With a keys:manage key you can issue child keys scoped down for each service or teammate — see POST /gw/keys. Rules:

  • A child key’s scopes and entitlements must fit inside your organization’s ceiling (GET /gw/ceiling); anything beyond it is rejected with 403 and no key is created.
  • The plaintext key is returned exactly once — store it immediately.
  • Keys are immutable: to change permissions, revoke and issue a new one.

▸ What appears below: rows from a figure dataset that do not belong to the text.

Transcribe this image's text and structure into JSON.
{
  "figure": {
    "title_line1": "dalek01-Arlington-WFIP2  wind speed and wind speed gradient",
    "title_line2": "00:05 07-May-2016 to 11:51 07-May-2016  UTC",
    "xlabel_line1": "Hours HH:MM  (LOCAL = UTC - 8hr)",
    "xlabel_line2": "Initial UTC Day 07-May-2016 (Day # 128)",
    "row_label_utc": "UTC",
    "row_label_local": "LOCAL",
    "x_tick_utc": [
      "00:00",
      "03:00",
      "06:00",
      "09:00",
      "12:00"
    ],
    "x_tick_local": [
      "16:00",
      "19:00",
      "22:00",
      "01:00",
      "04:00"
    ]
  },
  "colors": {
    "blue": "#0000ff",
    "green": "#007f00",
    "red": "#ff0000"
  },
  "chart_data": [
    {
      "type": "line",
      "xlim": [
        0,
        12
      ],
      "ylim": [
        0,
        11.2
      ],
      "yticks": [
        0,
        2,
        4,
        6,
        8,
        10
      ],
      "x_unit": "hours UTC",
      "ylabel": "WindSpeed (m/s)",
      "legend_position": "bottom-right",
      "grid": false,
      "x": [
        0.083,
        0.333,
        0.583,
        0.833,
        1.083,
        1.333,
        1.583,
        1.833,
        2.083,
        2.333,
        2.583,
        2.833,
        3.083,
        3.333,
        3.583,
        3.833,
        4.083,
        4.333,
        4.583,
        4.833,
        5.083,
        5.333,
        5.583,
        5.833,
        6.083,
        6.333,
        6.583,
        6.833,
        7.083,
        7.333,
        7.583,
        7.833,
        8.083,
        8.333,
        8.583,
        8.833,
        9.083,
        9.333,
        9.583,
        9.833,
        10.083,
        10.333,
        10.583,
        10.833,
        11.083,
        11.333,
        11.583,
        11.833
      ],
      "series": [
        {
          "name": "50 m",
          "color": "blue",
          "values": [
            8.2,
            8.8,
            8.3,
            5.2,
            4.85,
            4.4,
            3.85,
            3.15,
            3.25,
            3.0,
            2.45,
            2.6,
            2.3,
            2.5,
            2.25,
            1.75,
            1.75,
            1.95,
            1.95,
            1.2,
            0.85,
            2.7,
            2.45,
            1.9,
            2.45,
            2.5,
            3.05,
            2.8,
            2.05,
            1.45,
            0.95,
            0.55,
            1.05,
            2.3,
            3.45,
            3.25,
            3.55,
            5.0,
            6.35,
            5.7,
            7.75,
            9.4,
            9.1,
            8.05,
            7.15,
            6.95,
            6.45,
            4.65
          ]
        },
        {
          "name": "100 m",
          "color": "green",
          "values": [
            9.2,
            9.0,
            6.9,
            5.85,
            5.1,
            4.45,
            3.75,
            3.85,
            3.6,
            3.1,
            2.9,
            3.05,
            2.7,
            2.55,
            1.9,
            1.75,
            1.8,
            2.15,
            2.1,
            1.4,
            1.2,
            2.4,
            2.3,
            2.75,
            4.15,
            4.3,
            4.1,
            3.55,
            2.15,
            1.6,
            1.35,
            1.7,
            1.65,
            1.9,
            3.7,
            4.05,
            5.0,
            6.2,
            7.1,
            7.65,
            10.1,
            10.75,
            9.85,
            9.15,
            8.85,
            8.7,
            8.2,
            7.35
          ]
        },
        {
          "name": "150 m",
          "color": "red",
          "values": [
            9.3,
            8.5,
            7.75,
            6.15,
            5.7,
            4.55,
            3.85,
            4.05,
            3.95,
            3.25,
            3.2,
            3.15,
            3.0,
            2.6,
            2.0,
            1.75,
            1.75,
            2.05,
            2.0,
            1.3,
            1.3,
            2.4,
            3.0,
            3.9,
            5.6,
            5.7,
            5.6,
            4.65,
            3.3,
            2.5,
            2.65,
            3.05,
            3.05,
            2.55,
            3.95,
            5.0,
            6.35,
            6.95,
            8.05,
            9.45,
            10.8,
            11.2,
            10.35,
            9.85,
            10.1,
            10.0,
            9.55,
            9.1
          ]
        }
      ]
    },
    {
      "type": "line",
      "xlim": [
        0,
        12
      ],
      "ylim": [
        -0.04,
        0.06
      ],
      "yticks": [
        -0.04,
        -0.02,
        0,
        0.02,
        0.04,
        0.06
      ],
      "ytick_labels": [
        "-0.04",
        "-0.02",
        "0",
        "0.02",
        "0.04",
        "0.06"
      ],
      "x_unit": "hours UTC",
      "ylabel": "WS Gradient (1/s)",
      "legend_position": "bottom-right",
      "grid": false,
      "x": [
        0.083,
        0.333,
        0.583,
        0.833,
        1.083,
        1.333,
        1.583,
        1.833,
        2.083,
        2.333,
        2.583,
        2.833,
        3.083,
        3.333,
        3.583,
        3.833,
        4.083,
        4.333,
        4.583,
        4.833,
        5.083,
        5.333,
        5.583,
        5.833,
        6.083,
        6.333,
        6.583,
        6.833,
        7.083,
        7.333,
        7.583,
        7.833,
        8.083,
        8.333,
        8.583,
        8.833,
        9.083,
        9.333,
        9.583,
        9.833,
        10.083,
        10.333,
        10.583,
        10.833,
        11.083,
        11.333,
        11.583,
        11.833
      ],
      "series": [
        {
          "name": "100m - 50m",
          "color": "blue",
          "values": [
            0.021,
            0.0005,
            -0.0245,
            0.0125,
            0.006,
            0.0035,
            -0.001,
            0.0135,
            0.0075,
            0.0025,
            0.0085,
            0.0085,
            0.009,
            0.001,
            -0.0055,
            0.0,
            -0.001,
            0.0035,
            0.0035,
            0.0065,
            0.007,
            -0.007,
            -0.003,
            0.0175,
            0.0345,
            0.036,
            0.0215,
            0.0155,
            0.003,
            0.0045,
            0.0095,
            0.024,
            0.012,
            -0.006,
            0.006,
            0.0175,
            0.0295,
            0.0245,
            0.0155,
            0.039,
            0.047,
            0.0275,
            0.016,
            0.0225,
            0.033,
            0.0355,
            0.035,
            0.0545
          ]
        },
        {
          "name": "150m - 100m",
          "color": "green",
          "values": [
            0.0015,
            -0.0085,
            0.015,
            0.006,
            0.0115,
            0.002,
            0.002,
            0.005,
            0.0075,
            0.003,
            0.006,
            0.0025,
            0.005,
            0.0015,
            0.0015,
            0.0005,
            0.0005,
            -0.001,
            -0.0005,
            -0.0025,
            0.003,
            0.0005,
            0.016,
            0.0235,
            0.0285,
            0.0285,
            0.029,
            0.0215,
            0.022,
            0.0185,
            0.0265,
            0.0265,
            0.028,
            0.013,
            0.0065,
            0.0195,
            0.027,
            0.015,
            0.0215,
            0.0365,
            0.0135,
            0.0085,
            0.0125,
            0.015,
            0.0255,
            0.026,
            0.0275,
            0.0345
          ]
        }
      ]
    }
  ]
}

  • Revocation (DELETE /gw/keys/{id}) is a soft delete — usage history is preserved. A revoked key may keep working for up to ~30 seconds on a given gateway instance (auth cache TTL).
  • Treat gw_live_… like any production secret: environment variables or a secret manager, never source control.
  • Issue one key per service/environment so revocation is surgical.
  • Use the least scopes possible — a server that only does inference needs nothing beyond inference:use.